In many photographic images, there is an anti-stillness-a speed un-realized reminiscent of Umberto Boccioni’s futurist sculpture Forme uniche della continuità nello spazio (Unique Forms of Continuity In Space) from 1913. Boccioni’s sculpture gives the impression of movement within a physical space, yet it is cauterized from completion by the material of bronze thus suggesting an arrest of time. Photographs often bear this same weight of condition with their unnerving need of moments left incomplete-street photographs in particular exemplify this trait. Movement arrested, the photographic image holds the view in anticipation of what could have bled off frame-the whispey long locks of a child caught just off the bottom left corner, the tail end of automobile lights illuminating the faces at a crosswalk, or the birds bleeding in and out of the sky above-all breed a contempt for stillness.

 

 

“In many photographic images, there is an anti-stillness-a speed un-realized reminiscent of Umberto Boccioni’s futurist sculpture Forme uniche della continuità nello spazio (Unique Forms of Continuity In Space) “

 

In suggesting what stillness and slowness are not, it would be best to speak perhaps about how slowness is. Slowness, with its pointed emphasis on the limitations of chaos and noise in frame is a way of concentration, perhaps the closest form to meditation that an artist can find. You must wait for sow images to occur. It takes a methodical eye to roam vast vistas to understand what the image may look like as a photography. From there, there is an emphasis on the conditions of when and how to shoot and achieve the desired photograph. The pace of slowness is about the process of looking and not all image-makers are able to create a space for themselves to embellish the patience needed to create an image. They must clear an amount of time in an ever-busy world. In effect, the artist who thinks through the idea of slowness is not necessarily stopping the world, they are canonising an attempt to slow it down. It does not suggest ultimately that the artist desires its end in stopping its motion. It is as if to encourage the extended moment and to focus well..slowly..on that which would normally be overlooked in contemporary society.

 

 

Hinterland by Hans-Christian Schink’s Hinterland (Hartmann Books, 2020) is a book of slowness and stillness, if not to beg an association (not dis-) quiet. The images throb rather than pulse and the winter within lies heavily on the cooling hearth. There is a silence and a stillness in the images of the rural countryside of Germany with its fecund trees laden with snow, with the cold piles of frozen manure and there is an attempt by Schink to consider the banality of what romanticism can offer if stripped of the easy mechanisms of saturated color found in many German paintings focussed on ruins and the grandeur of the forest.
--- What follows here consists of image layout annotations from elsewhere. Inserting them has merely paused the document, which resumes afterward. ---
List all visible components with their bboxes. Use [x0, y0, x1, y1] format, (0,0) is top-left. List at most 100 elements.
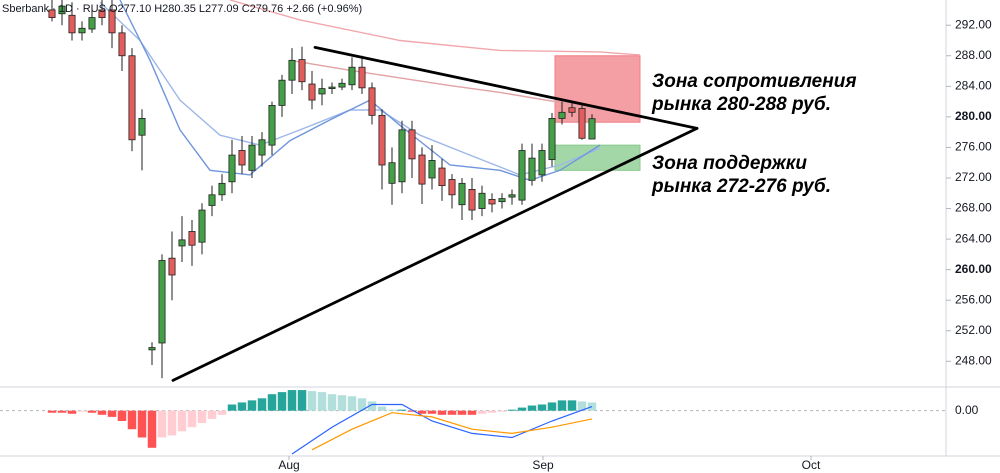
macd-bar	[227, 404, 237, 411]
macd-bar	[397, 409, 407, 411]
candle-body	[278, 79, 286, 106]
macd-bar	[527, 405, 537, 411]
macd-bar	[457, 410, 467, 415]
candle-body	[218, 182, 226, 196]
chart-title: Sberbank · 1D · RUS O277.10 H280.35 L277…	[2, 3, 362, 15]
candle-body	[168, 257, 176, 276]
moving-average	[229, 0, 641, 56]
macd-bar	[387, 409, 397, 411]
candle-body	[98, 9, 106, 18]
y-tick-label: 288.00	[955, 48, 992, 62]
macd-line	[311, 412, 593, 451]
candle-body	[308, 83, 316, 101]
macd-bar	[197, 410, 207, 424]
candle-body	[328, 86, 336, 90]
y-tick-label: 0.00	[955, 403, 979, 417]
candle-body	[478, 192, 486, 209]
candle-body	[238, 150, 246, 166]
candle-body	[208, 194, 216, 206]
macd-bar	[307, 391, 317, 411]
macd-bar	[87, 410, 97, 413]
macd-bar	[487, 410, 497, 413]
candle-body	[248, 144, 256, 171]
macd-bar	[437, 410, 447, 415]
y-tick-label: 252.00	[955, 323, 992, 337]
y-tick-label: 268.00	[955, 201, 992, 215]
candle-body	[138, 118, 146, 136]
macd-bar	[587, 402, 597, 411]
candle-body	[128, 55, 136, 141]
macd-bar	[317, 392, 327, 411]
candle-body	[178, 239, 186, 247]
y-tick-label: 272.00	[955, 170, 992, 184]
macd-bar	[507, 409, 517, 411]
candle-body	[408, 129, 416, 160]
candle-body	[108, 9, 116, 34]
macd-bar	[517, 407, 527, 411]
macd-bar	[237, 402, 247, 411]
candle-body	[448, 179, 456, 196]
candle-body	[198, 209, 206, 243]
macd-bar	[127, 410, 137, 430]
candle-body	[88, 17, 96, 30]
trendline	[171, 126, 699, 382]
macd-bar	[57, 410, 67, 413]
macd-bar	[287, 390, 297, 411]
macd-bar	[497, 410, 507, 412]
y-tick-label: 260.00	[955, 262, 992, 276]
macd-bar	[337, 395, 347, 411]
y-tick-label: 256.00	[955, 292, 992, 306]
macd-bar	[557, 400, 567, 411]
price-pane	[48, 0, 699, 382]
candle-body	[418, 154, 426, 185]
macd-bar	[417, 410, 427, 414]
trendline	[313, 45, 699, 130]
macd-bar	[217, 410, 227, 415]
macd-bar	[267, 394, 277, 411]
y-tick-label: 264.00	[955, 231, 992, 245]
macd-bar	[357, 398, 367, 411]
candle-body	[118, 32, 126, 57]
candle-body	[528, 157, 536, 181]
candle-body	[508, 194, 516, 198]
x-tick-label: Aug	[278, 458, 299, 472]
macd-bar	[117, 410, 127, 421]
x-tick-label: Oct	[802, 458, 821, 472]
y-tick-label: 276.00	[955, 140, 992, 154]
macd-bar	[327, 394, 337, 411]
y-tick-label: 280.00	[955, 109, 992, 123]
macd-bar	[257, 398, 267, 411]
candle-body	[348, 66, 356, 86]
macd-bar	[157, 410, 167, 438]
macd-bar	[477, 410, 487, 414]
macd-bar	[277, 392, 287, 411]
candle-body	[588, 118, 596, 140]
candle-body	[148, 347, 156, 351]
macd-bar	[177, 410, 187, 432]
macd-bar	[547, 402, 557, 411]
candle-body	[548, 118, 556, 161]
annotation-text: Зона поддержки	[652, 153, 807, 174]
candle-body	[518, 150, 526, 201]
macd-bar	[577, 401, 587, 411]
candle-body	[578, 108, 586, 139]
candle-body	[438, 167, 446, 187]
candle-body	[78, 27, 86, 34]
annotation-text: Зона сопротивления	[652, 71, 857, 92]
candle-body	[258, 139, 266, 156]
macd-bar	[247, 400, 257, 411]
candle-body	[368, 87, 376, 116]
candle-body	[48, 9, 56, 18]
macd-bar	[47, 410, 57, 413]
macd-bar	[297, 390, 307, 411]
candle-body	[188, 231, 196, 246]
macd-bar	[187, 410, 197, 428]
y-tick-label: 248.00	[955, 353, 992, 367]
candle-body	[568, 107, 576, 113]
candle-body	[68, 14, 76, 34]
candle-body	[338, 82, 346, 88]
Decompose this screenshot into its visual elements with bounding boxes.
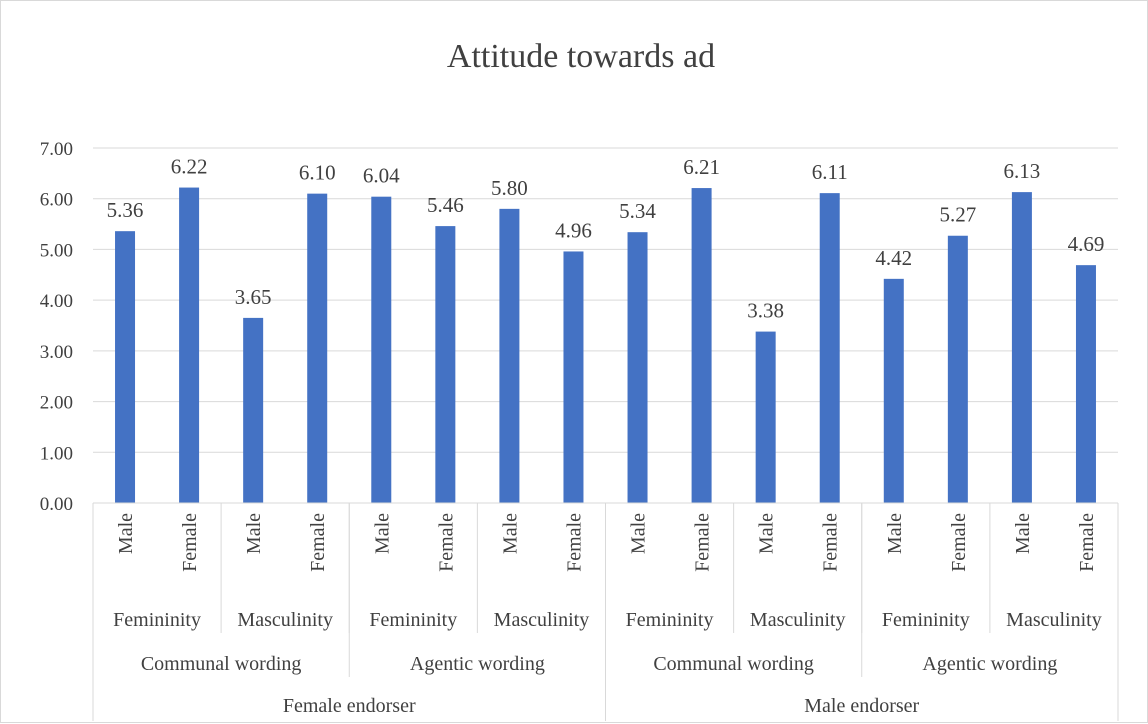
x-tick-label-gender: Male bbox=[499, 513, 521, 554]
x-tick-label-wording: Communal wording bbox=[653, 653, 814, 675]
x-tick-label-endorser: Male endorser bbox=[804, 695, 919, 717]
y-tick-label: 0.00 bbox=[40, 494, 73, 515]
x-tick-label-trait: Masculinity bbox=[1006, 609, 1102, 631]
chart-title: Attitude towards ad bbox=[447, 38, 715, 75]
bar bbox=[179, 187, 200, 504]
gridlines bbox=[93, 147, 1118, 453]
y-tick-label: 2.00 bbox=[40, 393, 73, 414]
data-label: 3.38 bbox=[747, 299, 784, 323]
y-axis-ticks: 0.00 1.00 2.00 3.00 4.00 5.00 6.00 7.00 bbox=[40, 139, 73, 515]
x-tick-label-trait: Masculinity bbox=[750, 609, 846, 631]
bar bbox=[691, 188, 712, 504]
data-label: 4.42 bbox=[875, 246, 912, 270]
data-label: 4.69 bbox=[1068, 232, 1105, 256]
data-label: 5.80 bbox=[491, 176, 528, 200]
x-tick-label-trait: Masculinity bbox=[237, 609, 333, 631]
x-tick-label-gender: Male bbox=[628, 513, 650, 554]
x-tick-label-wording: Communal wording bbox=[141, 653, 302, 675]
x-tick-label-gender: Female bbox=[692, 513, 714, 572]
bar bbox=[371, 196, 392, 503]
x-axis: Male Female Male Female Male Female Male Female… bbox=[92, 502, 1119, 721]
x-tick-label-trait: Femininity bbox=[626, 609, 714, 631]
x-tick-label-wording: Agentic wording bbox=[410, 653, 545, 675]
y-tick-label: 4.00 bbox=[40, 291, 73, 312]
bar bbox=[755, 331, 776, 503]
bar bbox=[627, 232, 648, 503]
y-tick-label: 5.00 bbox=[40, 240, 73, 261]
bar bbox=[307, 193, 328, 503]
x-tick-label-gender: Male bbox=[371, 513, 393, 554]
data-label: 6.10 bbox=[299, 161, 336, 185]
data-label: 6.22 bbox=[171, 155, 208, 179]
bar bbox=[1075, 265, 1096, 503]
y-tick-label: 1.00 bbox=[40, 443, 73, 464]
data-label: 3.65 bbox=[235, 285, 272, 309]
bar bbox=[947, 235, 968, 503]
data-label: 4.96 bbox=[555, 218, 592, 242]
x-tick-label-gender: Female bbox=[307, 513, 329, 572]
data-label: 5.46 bbox=[427, 193, 464, 217]
x-tick-label-gender: Female bbox=[948, 513, 970, 572]
data-label: 6.04 bbox=[363, 164, 400, 188]
x-tick-label-gender: Male bbox=[1012, 513, 1034, 554]
x-tick-label-trait: Femininity bbox=[369, 609, 457, 631]
y-tick-label: 3.00 bbox=[40, 342, 73, 363]
x-tick-label-wording: Agentic wording bbox=[922, 653, 1057, 675]
data-label: 6.13 bbox=[1004, 159, 1041, 183]
x-tick-label-gender: Female bbox=[179, 513, 201, 572]
x-tick-label-gender: Female bbox=[563, 513, 585, 572]
bar bbox=[563, 251, 584, 503]
x-tick-label-gender: Male bbox=[243, 513, 265, 554]
data-label: 6.11 bbox=[812, 160, 848, 184]
x-tick-label-gender: Female bbox=[435, 513, 457, 572]
bar bbox=[1011, 192, 1032, 503]
bar bbox=[883, 278, 904, 503]
x-tick-label-trait: Masculinity bbox=[494, 609, 590, 631]
x-tick-label-gender: Female bbox=[820, 513, 842, 572]
data-label: 5.36 bbox=[107, 198, 144, 222]
y-tick-label: 6.00 bbox=[40, 190, 73, 211]
bar bbox=[435, 226, 456, 503]
bar bbox=[499, 208, 520, 503]
x-tick-label-gender: Male bbox=[756, 513, 778, 554]
x-tick-label-gender: Female bbox=[1076, 513, 1098, 572]
bar bbox=[243, 317, 264, 503]
bars bbox=[115, 187, 1096, 504]
bar bbox=[115, 231, 136, 503]
bar bbox=[819, 193, 840, 503]
data-label: 5.34 bbox=[619, 199, 656, 223]
y-tick-label: 7.00 bbox=[40, 139, 73, 160]
x-tick-label-endorser: Female endorser bbox=[283, 695, 416, 717]
x-tick-label-trait: Femininity bbox=[882, 609, 970, 631]
x-tick-label-trait: Femininity bbox=[113, 609, 201, 631]
data-label: 6.21 bbox=[683, 155, 720, 179]
x-tick-label-gender: Male bbox=[115, 513, 137, 554]
data-labels: 5.36 6.22 3.65 6.10 6.04 5.46 5.80 4.96 5.34 6.21… bbox=[107, 155, 1105, 323]
x-tick-label-gender: Male bbox=[884, 513, 906, 554]
data-label: 5.27 bbox=[939, 203, 976, 227]
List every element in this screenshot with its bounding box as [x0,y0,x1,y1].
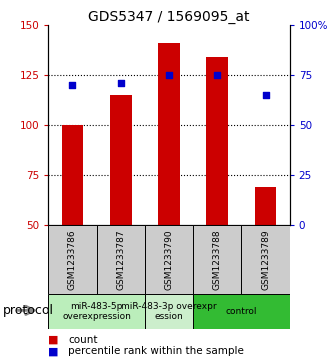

Here, Schink exhibits the control over his art. Within, he realizes the gravity of not giving into simple and direct visual pleasure. He denies impulsive looking and in doing so captures the majority of his views “at rest” in the sense that these images would look like this an hour, a day or possibly a month before or after he has composed them in his frame. They also move glacially and their change is seasonal, not daily or by the minute. This is slowness. This is consideration. Schink asks the viewer to observe at a rate unprescribed by the encroaching speed of modern life and in doing so reminds us to breathe, to see and to remain passionate of our daily bread. Highly Recommended.